Forse valeva la pena perdere la serata da diciottenni coi ragazzi della Radio, e forse anche saltare la cena importante in camicia azzurra, per vedere (grazie al buon Giovanni Unhip Gandolfi) Lou Reed e Laurie Anderson dal vivo ieri sera a Ferrara.
Il nuovo spettacolo è un elaborato reading che comprende alcuni brani nuovi e alcuni testi ispirati a Poe, testi che sono stati in parte cantati in inglese (e c'era lo schermo dei sottotitoli, come al cinema) e in parte recitati in un sorprendente italiano da Laurie.

Sul ricchissimo (anche d'entusiasmo) sito italiano dedicato a Lou Reed c'è una quantità di materiale sull'evento, recensioni delle varie date, nonché i testi dello spettacolo.
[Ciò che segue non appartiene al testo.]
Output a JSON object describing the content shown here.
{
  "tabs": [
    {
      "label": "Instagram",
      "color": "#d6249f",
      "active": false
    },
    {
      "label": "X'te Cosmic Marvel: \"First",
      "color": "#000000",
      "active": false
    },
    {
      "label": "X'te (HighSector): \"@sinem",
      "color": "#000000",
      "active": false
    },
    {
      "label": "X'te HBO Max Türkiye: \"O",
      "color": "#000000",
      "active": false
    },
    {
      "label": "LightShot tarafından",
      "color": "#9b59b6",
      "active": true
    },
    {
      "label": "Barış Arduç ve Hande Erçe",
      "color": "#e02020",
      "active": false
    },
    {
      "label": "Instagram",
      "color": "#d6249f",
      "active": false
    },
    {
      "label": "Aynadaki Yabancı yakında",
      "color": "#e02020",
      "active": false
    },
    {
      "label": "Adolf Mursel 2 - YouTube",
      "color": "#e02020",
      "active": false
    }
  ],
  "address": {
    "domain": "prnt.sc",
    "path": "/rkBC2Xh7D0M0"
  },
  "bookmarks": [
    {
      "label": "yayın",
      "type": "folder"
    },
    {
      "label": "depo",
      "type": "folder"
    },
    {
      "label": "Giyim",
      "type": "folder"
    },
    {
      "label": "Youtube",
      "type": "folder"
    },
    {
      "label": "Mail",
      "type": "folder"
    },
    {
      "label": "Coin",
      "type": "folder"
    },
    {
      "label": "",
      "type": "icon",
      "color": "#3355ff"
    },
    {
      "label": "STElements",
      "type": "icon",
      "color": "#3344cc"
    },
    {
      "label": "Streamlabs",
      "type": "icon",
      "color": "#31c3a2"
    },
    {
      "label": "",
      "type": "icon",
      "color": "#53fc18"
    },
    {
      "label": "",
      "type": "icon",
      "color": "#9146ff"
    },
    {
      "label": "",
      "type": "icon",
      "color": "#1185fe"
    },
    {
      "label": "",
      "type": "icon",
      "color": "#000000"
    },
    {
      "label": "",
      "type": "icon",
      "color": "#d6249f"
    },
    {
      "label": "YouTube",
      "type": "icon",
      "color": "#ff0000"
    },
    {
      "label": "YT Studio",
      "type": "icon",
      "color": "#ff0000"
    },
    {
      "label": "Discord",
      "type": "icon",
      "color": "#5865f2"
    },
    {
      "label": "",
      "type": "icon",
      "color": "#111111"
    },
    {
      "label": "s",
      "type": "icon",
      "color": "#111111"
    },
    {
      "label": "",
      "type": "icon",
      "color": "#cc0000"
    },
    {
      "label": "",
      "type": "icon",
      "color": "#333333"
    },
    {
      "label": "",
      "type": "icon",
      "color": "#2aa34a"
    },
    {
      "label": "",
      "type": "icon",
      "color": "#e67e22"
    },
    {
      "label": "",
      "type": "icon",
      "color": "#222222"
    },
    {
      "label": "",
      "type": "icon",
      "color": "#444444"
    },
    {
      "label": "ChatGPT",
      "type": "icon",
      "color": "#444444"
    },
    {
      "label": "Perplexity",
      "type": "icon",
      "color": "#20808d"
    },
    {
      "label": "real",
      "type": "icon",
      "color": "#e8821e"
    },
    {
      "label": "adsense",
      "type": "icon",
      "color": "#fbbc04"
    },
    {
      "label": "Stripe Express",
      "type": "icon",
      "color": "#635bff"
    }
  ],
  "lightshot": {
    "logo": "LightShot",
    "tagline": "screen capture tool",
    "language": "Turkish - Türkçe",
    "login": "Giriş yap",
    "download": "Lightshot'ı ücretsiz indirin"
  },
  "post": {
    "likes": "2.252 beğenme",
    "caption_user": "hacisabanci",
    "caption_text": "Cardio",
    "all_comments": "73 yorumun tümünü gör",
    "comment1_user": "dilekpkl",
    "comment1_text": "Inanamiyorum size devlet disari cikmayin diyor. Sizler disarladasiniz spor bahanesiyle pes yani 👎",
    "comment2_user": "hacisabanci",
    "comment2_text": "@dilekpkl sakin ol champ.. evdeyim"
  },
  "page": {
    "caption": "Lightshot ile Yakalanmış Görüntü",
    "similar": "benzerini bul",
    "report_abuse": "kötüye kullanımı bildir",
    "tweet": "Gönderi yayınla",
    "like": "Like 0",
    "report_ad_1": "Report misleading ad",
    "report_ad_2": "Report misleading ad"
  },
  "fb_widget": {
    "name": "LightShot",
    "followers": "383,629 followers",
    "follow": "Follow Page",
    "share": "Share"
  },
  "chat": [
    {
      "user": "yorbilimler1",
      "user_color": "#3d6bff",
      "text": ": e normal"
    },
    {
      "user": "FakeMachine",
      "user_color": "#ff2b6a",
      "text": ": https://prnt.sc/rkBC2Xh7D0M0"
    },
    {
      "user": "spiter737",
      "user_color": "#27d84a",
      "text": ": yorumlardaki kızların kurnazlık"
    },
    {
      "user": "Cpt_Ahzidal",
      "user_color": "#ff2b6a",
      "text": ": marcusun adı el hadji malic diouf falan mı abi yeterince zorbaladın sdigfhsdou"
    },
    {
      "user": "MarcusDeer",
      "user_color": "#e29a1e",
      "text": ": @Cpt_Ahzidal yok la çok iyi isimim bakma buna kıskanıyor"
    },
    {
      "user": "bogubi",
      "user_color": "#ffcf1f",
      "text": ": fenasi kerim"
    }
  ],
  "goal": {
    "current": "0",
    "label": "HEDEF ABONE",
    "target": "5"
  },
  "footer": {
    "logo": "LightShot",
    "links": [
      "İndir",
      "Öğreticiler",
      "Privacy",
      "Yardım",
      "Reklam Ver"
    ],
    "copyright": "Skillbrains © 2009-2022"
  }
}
Per quanto mi riguarda, difficilmente scorderò la pelle d'oca all'attacco del bis, quando i due rientrati sul palco hanno suonato l'inedita Who am I. Perché farà piacere ascoltare il sessantenne leader dei Velvet Underground leggere con rabbia e passione, accompagnare con grazia la voce calda della Anderson, sorridere in maglietta bianca con manica tagliata da cattivo giovanotto.
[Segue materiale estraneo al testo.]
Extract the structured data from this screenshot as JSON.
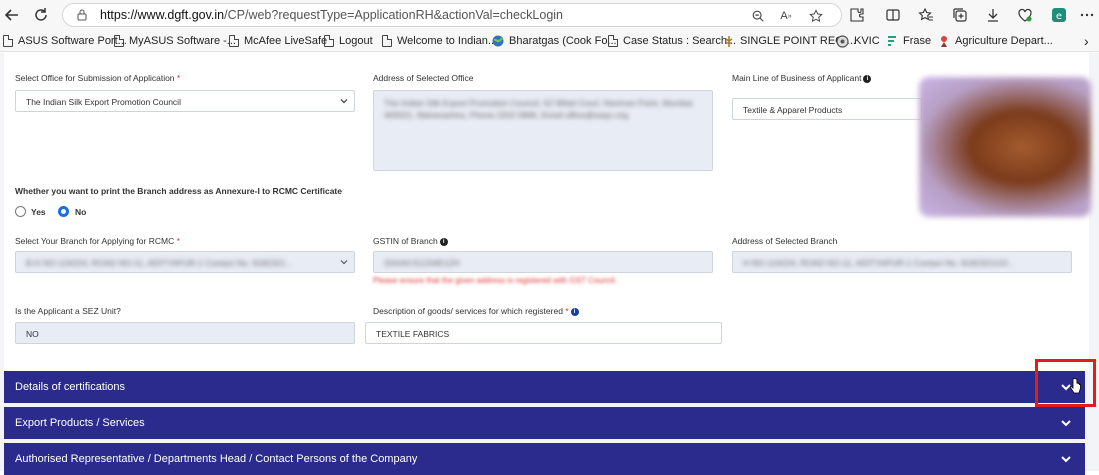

Ma sentirlo modulare la voce sopra una chitarra distorta, nell'aria umida che schiacciava l'affollatissima Piazza del Castello, può regalare ancora sensazioni fantastiche, e ispirare la fiducia che la storia del rock ci possa condurre da qualche parte. Dalle parti del mito, direi.

Per la cronaca, ai due è stato da poco assegnato il Premio Grinzane Poesia.